Toucher un agent de l’Etat, même en effigie ! Inimaginable en France :
Même Anne Denogean, du Tucson Citizen, une adversaire farouche d’Arpaio, est choquée et se demande bien jusqu’où tout cela pourrait bien aller.
En face, les supporters d’Arpaio se sont contentés de brûler des drapeaux mexicains, ce qui est infiniment plus défendable dans la forme, mais qui sur le fond n’est pas beaucoup moins contestable. En fait, ce qui se passe là-bas illustre d’une façon peut-être plus criante qu’ailleurs le changement de population par substitution. En effet, de vastes et nombreuses zones du Sud-Ouest des Etats-Unis sont désormais peuplées majoritairement, quand ce n’est pas exclusivement, d’hispanophones installés très récemment et qui, souvent, n’ont même pas de statut légal ni aucune connaissance de la langue anglaise.

Au nom du politiquement correct et de la simple logique pratique, tout le personnel officiel (fédéral ou local) de ces zones est issu de la communauté hispanophone et ne parle souvent quasiment plus que l’espagnol. Autant dire que les gringos n’y sont plus forcément les bienvenus…

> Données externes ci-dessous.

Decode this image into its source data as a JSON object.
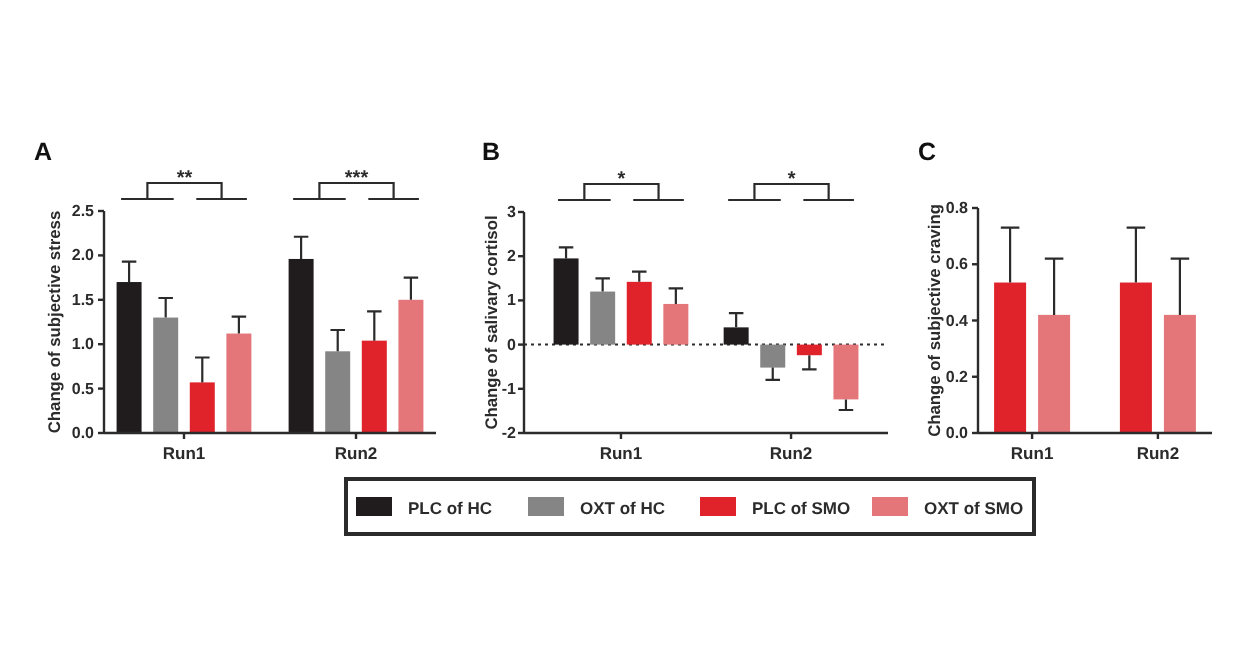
{
  "chart_data": [
    {
      "type": "bar",
      "title": "A",
      "ylabel": "Change of subjective stress",
      "categories": [
        "Run1",
        "Run2"
      ],
      "series": [
        {
          "name": "PLC of HC",
          "color": "#201c1d",
          "values": [
            1.7,
            1.96
          ],
          "errors": [
            [
              1.7,
              1.93
            ],
            [
              1.96,
              2.21
            ]
          ]
        },
        {
          "name": "OXT of HC",
          "color": "#858585",
          "values": [
            1.3,
            0.92
          ],
          "errors": [
            [
              1.3,
              1.52
            ],
            [
              0.92,
              1.16
            ]
          ]
        },
        {
          "name": "PLC of SMO",
          "color": "#e0232b",
          "values": [
            0.57,
            1.04
          ],
          "errors": [
            [
              0.57,
              0.85
            ],
            [
              1.04,
              1.37
            ]
          ]
        },
        {
          "name": "OXT of SMO",
          "color": "#e4767a",
          "values": [
            1.12,
            1.5
          ],
          "errors": [
            [
              1.12,
              1.31
            ],
            [
              1.5,
              1.75
            ]
          ]
        }
      ],
      "ylim": [
        0,
        2.5
      ],
      "yticks": [
        {
          "value": 0,
          "label": "0.0"
        },
        0.5,
        {
          "value": 1,
          "label": "1.0"
        },
        1.5,
        {
          "value": 2,
          "label": "2.0"
        },
        2.5
      ],
      "legend": "bottom",
      "annotations": [
        "**",
        "***"
      ]
    },
    {
      "type": "bar",
      "title": "B",
      "ylabel": "Change of salivary cortisol",
      "categories": [
        "Run1",
        "Run2"
      ],
      "series": [
        {
          "name": "PLC of HC",
          "color": "#201c1d",
          "values": [
            1.95,
            0.39
          ],
          "errors": [
            [
              1.95,
              2.2
            ],
            [
              0.39,
              0.71
            ]
          ]
        },
        {
          "name": "OXT of HC",
          "color": "#858585",
          "values": [
            1.2,
            -0.52
          ],
          "errors": [
            [
              1.2,
              1.5
            ],
            [
              -0.8,
              -0.52
            ]
          ]
        },
        {
          "name": "PLC of SMO",
          "color": "#e0232b",
          "values": [
            1.42,
            -0.24
          ],
          "errors": [
            [
              1.42,
              1.65
            ],
            [
              -0.56,
              -0.24
            ]
          ]
        },
        {
          "name": "OXT of SMO",
          "color": "#e4767a",
          "values": [
            0.92,
            -1.24
          ],
          "errors": [
            [
              0.92,
              1.27
            ],
            [
              -1.48,
              -1.24
            ]
          ]
        }
      ],
      "ylim": [
        -2,
        3
      ],
      "yticks": [
        -2,
        -1,
        0,
        1,
        2,
        3
      ],
      "ref_lines": [
        {
          "axis": "y",
          "value": 0,
          "line_style": "dotted"
        }
      ],
      "legend": "bottom",
      "annotations": [
        "*",
        "*"
      ]
    },
    {
      "type": "bar",
      "title": "C",
      "ylabel": "Change of subjective craving",
      "categories": [
        "Run1",
        "Run2"
      ],
      "series": [
        {
          "name": "PLC of SMO",
          "color": "#e0232b",
          "values": [
            0.535,
            0.535
          ],
          "errors": [
            [
              0.535,
              0.73
            ],
            [
              0.535,
              0.73
            ]
          ]
        },
        {
          "name": "OXT of SMO",
          "color": "#e4767a",
          "values": [
            0.42,
            0.42
          ],
          "errors": [
            [
              0.42,
              0.62
            ],
            [
              0.42,
              0.62
            ]
          ]
        }
      ],
      "ylim": [
        0,
        0.8
      ],
      "yticks": [
        {
          "value": 0,
          "label": "0.0"
        },
        {
          "value": 0.2,
          "label": "0.2"
        },
        {
          "value": 0.4,
          "label": "0.4"
        },
        {
          "value": 0.6,
          "label": "0.6"
        },
        {
          "value": 0.8,
          "label": "0.8"
        }
      ],
      "legend": "bottom"
    }
  ]
}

Les E.-U. ont conquis ces régions sur le Mexique à la suite d’une terrible guerre (1846-1848), aujourd’hui, ils sont en train de perdre ces territoires pour des raisons démographiques. Déjà, à la suite de V. D. Hanson, on parle de Mexifornia… Si Obama n’est pas élu cette fois, il n’y aura peut-être jamais de président noir, car le prochain sera peut-être bien un chicano.
Source : Tucson Citizen (voir aussi la notice wiki d’Arpaio).